When used properly, the cash flow statement can reveal any number of areas for supply chain improvement. For example, whereas sales might be brisk for a company, an analyst might discover that the amount of inventory carried in order to achieve those sales is too high. On the other hand, strong profits and cash flow can be an indicator of how aggressively a firm manages landed costs, as well as how much emphasis is put on collecting accounts receivable.
As noted above, the relevance of the cash flow statement to global operations lies in its ability to uncover both sources and uses of cash. When used to its full potential, this report symbolizes the very essence of supply chain management because it exposes the balance (or lack thereof) between sales, profitability, inventory investments, accounts receivable and accounts payable.

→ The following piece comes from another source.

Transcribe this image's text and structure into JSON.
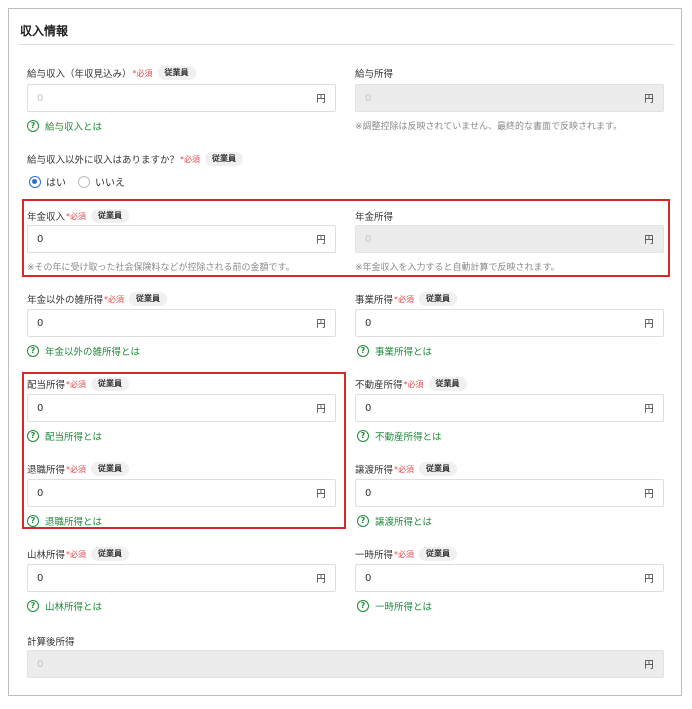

For every company that consistently uses financial statements as a baseline for operational improvement, there is another that is unable to so because of absent, bogus or untimely data. In other words, every company has to generate its financial results, but there are considerably fewer that can achieve the granularity they need to uncover the cause and effect supply chain interactions that drive those financial outcomes.
To get the most out of this quantitative approach to supply chain management, companies first need accurate information on fundamentals like Product Master Files, Bills of Material and item-level landed costs. From there, they need to be able to monitor how they procure product, as well as trace expenses related to generating sales. Without these multiple capabilities, importers and exporters will continue to operate at a disadvantage.
One way to augment a company’s internal supply chain efforts is to invest in Global Trade Management software. When integrated with existing digital capabilities, importers and exporters can use GTM tools to gain a broader perspective on their own operations, as well as those of their supply chain partners. From sales forecasts to receipt of goods, GTM-enabled operations not only create visibility, but offer a level of control not previously available.
As a natural bi-product of digitization, the data that is mined from GTM software gives executives the item-level detail they need to make well informed decisions. Whether one is aligning product sales figures with replenishment orders, or allocating inventory while goods is still in transit, it is GTM software that enables those exercises. Without it, decision makers are left to deal with the blind spots, delays and stale data that are inherent to analog supply chains.
In the end, supply chain executives need to use income statements, balance sheets and cash flow statements as a baseline for improving both operational and financial performance. To do that, they need accurate, timely and detailed data on every item that passes through their supply chain. In the post-COVID world there is no doubt that it will be GTM software that opens the door to that item-level detail.